Global firms turn to M&A in EVs and biotech to deepen China investment: KPMG

A KPMG survey shows three in four multinational corporations operating in China have maintained or increased investments this year, focusing on mergers and acquisitions in electric vehicles and biotechnology. Despite geopolitical tensions, only 1% are preparing to exit the market.

A KPMG survey published on Monday shows that three in four multinational corporations (MNCs) operating in mainland China have maintained or increased their investments in 2025, despite Washington stepping up efforts to decouple from Beijing and its allies following suit. The survey, polling 137 senior executives from global companies in the world's second-largest economy between June and September, revealed that only 1 per cent reported preparing to exit the market. About 20 per cent said they may reduce investment, while the rest had yet to decide.

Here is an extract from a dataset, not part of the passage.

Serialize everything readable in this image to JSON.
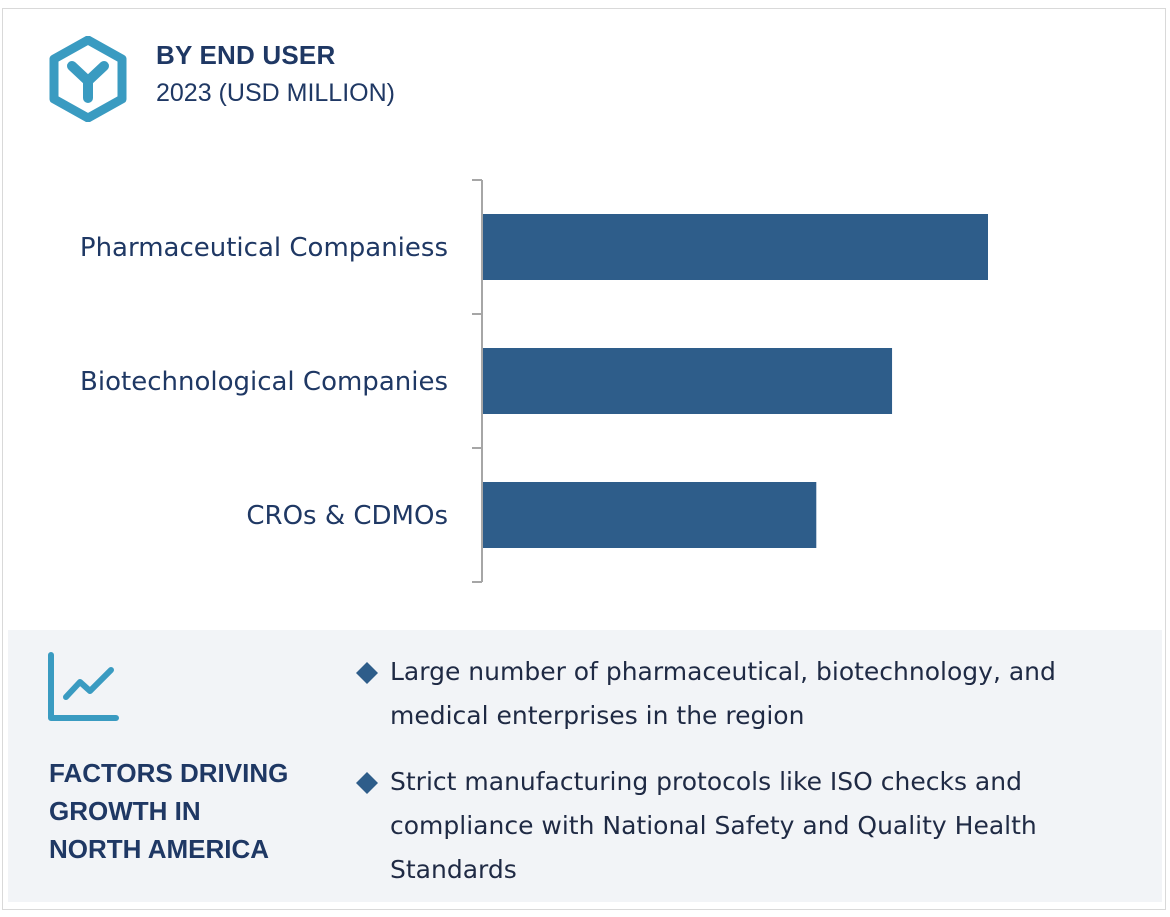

Companies planning to expand said they would pursue greenfield investment, mergers and acquisitions or joint ventures to deepen their China presence. "We have seen a significant increase in mergers and acquisitions activities among MNCs in China over the past six months," said Mark Harrison, partner and co-head of multinational clients at KPMG in China.

"In consumer-facing sectors, amid fierce local competition and challenging market dynamics, MNCs are pursuing vertical integration by acquiring distributors, agents and original equipment manufacturers to better understand and serve Chinese consumers," Harrison added.

The survey found optimism in life sciences, healthcare and manufacturing, with half forecasting revenue growth. Key sectors include electric vehicles, biotechnology and semiconductors, even amid regulatory challenges like the US Biosecure Act.